Planalto reconhece que demorou para perceber gravidade de movimento de caminhoneiros
De forma reservada, ministros próximos do presidente Michel
Temer reconhecem que a demora na reação do governo para perceber a gravidade da
insatisfação dos caminhoneiros e do setor de transportes tem um motivo
especial: o governo estava com todo o foco na sobrevivência política diante das
investigações da Lava Jato e o enfraquecimento cada vez maior junto ao
Congresso Nacional.
“Já havia sinais dessa insatisfação dos caminhoneiros desde o
final do ano passado.
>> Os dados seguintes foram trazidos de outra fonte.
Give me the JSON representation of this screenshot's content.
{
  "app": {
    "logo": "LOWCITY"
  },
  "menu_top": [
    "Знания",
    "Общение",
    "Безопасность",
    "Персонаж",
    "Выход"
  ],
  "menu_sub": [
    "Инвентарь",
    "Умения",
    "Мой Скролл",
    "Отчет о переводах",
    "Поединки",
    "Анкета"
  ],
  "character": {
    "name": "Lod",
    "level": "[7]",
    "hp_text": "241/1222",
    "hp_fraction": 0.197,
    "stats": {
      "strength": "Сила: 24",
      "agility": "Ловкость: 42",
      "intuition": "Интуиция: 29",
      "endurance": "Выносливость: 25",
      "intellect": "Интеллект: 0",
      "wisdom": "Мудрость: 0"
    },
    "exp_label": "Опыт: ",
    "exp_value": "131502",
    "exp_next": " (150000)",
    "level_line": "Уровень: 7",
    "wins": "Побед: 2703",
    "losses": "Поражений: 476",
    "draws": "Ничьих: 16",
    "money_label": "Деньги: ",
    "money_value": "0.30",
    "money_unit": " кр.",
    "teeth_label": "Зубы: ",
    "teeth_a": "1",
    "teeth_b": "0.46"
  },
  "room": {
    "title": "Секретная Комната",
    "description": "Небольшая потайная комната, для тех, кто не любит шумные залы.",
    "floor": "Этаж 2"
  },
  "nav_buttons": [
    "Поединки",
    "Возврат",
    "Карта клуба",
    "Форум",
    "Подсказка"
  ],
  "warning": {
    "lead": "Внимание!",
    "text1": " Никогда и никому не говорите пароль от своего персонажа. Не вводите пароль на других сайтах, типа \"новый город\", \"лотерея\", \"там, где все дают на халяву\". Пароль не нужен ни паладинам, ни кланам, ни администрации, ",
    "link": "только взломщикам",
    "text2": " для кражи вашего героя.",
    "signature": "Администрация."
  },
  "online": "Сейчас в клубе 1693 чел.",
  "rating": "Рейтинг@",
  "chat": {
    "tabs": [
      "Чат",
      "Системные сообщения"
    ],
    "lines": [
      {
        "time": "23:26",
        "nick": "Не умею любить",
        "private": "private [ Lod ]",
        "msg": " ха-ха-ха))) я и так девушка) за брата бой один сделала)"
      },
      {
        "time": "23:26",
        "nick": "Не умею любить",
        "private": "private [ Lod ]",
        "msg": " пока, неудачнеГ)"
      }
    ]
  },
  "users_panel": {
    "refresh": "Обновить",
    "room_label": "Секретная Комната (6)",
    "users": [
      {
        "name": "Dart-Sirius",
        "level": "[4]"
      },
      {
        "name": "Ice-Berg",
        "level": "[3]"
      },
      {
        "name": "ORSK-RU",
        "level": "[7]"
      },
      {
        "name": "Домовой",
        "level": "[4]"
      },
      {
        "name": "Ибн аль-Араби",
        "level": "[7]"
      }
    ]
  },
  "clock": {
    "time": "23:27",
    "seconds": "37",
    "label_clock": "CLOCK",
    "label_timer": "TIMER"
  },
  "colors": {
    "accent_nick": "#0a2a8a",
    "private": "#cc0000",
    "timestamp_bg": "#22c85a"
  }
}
Mas o governo não deu a dimensão correta porque estava
preocupado com a própria situação do presidente Temer”, reconheceu ao blog um
auxiliar próximo do presidente.
A avaliação interna é que o avanço das investigações na Lava
Jato contra Temer e a dificuldade para comandar a base aliada no Congresso
tiraram do Planalto a energia necessária para cuidar de outros temas.
Por isso, admitem interlocutores do presidente, as queixas do
setor foram minimizadas. Mesmo depois de iniciada a greve, o Palácio do
Planalto subestimou o movimento num primeiro momento.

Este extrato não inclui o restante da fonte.